Hooray! A pug moth which even I can identify. As a rule, I find these little scraps of flying matter an impossible challenge, even since the Leeds Philosophical and Literary Society kindly gave me a special book on UK pug moths in exchange for a talk. But this has to be the White-spotted Pug, wouldn't you agree? I will be plunged into despair if I am wrong.
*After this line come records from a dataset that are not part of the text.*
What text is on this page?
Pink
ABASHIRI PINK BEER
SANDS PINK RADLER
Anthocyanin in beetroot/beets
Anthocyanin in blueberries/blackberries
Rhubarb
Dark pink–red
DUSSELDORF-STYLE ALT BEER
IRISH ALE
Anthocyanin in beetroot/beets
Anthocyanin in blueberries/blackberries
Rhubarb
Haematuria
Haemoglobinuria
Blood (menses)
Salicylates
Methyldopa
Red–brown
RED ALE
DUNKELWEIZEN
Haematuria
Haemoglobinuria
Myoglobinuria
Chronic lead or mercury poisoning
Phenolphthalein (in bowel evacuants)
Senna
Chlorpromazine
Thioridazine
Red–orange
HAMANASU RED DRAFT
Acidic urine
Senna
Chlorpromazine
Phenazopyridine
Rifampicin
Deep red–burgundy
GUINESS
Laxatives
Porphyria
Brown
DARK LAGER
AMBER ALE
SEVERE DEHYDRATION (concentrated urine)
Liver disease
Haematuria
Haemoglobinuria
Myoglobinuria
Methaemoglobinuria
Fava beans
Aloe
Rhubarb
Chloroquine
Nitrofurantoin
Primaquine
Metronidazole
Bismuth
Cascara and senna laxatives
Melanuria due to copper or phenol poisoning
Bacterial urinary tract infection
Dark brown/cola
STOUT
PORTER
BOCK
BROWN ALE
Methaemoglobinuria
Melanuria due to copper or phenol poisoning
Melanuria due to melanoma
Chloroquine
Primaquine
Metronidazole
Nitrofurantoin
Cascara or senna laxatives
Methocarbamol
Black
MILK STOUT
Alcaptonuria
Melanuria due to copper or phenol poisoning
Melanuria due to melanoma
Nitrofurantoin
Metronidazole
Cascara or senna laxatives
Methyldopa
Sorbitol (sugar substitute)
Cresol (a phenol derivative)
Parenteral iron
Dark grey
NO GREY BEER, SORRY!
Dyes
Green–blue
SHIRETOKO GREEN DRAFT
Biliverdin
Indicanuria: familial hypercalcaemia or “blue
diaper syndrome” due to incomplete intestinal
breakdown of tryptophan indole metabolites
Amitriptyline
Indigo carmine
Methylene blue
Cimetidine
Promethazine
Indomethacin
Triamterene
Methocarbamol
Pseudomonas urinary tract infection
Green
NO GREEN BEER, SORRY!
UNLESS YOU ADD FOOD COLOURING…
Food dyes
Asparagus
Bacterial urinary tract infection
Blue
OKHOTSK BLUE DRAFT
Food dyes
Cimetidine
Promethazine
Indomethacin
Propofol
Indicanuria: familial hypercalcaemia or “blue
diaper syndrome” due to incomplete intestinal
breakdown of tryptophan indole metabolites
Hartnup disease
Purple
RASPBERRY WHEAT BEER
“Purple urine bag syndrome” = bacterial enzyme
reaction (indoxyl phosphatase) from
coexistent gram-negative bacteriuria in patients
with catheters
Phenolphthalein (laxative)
It was attracted by the lamp which I placed in a rather unusual position after dramatic events two weeks ago when we were in London with the grandchildren. The usual scene of chaos at breakfast was interrupted by a 'phone call from our kindly neighbours saying that power lines had come down after heavy rain dislodged a tree branch in our garden. Said neighbours had been warned not to go to close to the exciting scene because of the presence of 11,000 suddenly liberated volts. I remember reading at university about the Marquess of Salisbury accidentally electrifying the dewy lawns at Hatfield House in the 1890s during the course of the amateur experiments in which he liked to indulge. Luckily that was not the case here.

Southern and Scottish Power were extremely efficient and we subsequently stripped the felled branches into a log pile and this temporary mountain of brash. I can't say that elevating the trap to its proud position on the summit obviously increased the number of moths in the eggboxes. But it looked impressive.

Here are some of the night's other visitors: the first Scalloped Oak of the year, above, and a Gold Spot or Lempke's Gold Spot below. I know the latter has featured here recently, but I can't resist them. Ditto with the Black Arches whose picture comes next, though I have the added excuse of comparing the slightly worn condition of this one with the pristine specimen which came here on Saturday night and whose photo is reproduced below the first one.

Lastly, a humble but beautiful Garden Carpet, and the most appealing of the six different types of the Common Rustic.


Tony Wilcock said...

Hi Martin

Got into moth trapping in the last year and found your blog which I enjoy as not always about the Id.
Just wondering if you have any trouble with cats and your trap.
I use a skinner trap and live in town and though my dog is a sworn enemy of cats they have the run of the garden in the night.
In the morning the Perspex has been bounced around a bit as if cats have been swatting at fluttering moths underneath a bit like the whac-a-mole game!



Martin Wainwright said...

Hi Tony and many apologies for the delay in replying to such an interesting comment. How interesting about the trap and the cats. I've often wondered about this happening, especially as I think - from droppings - that we have a larger visitor at night in the shape of a fox or foxes. But I think that the intensity of the mercury vapour lamp probably keeps them away. I've never used an actinic trap but I believe they are bit less obviously bright, at least to human eyes.

The biggest invader I have ever had has been a robin which somehow got in when the lamp was on. Not many moths the following morning!

All warmest wishes - glad you enjoy the blog. I keep trying to think of ways to refresh it and, to be honest, have rather given up on many IDs as I seem unable to get certain categories (rather a lot I'm afraid) correct.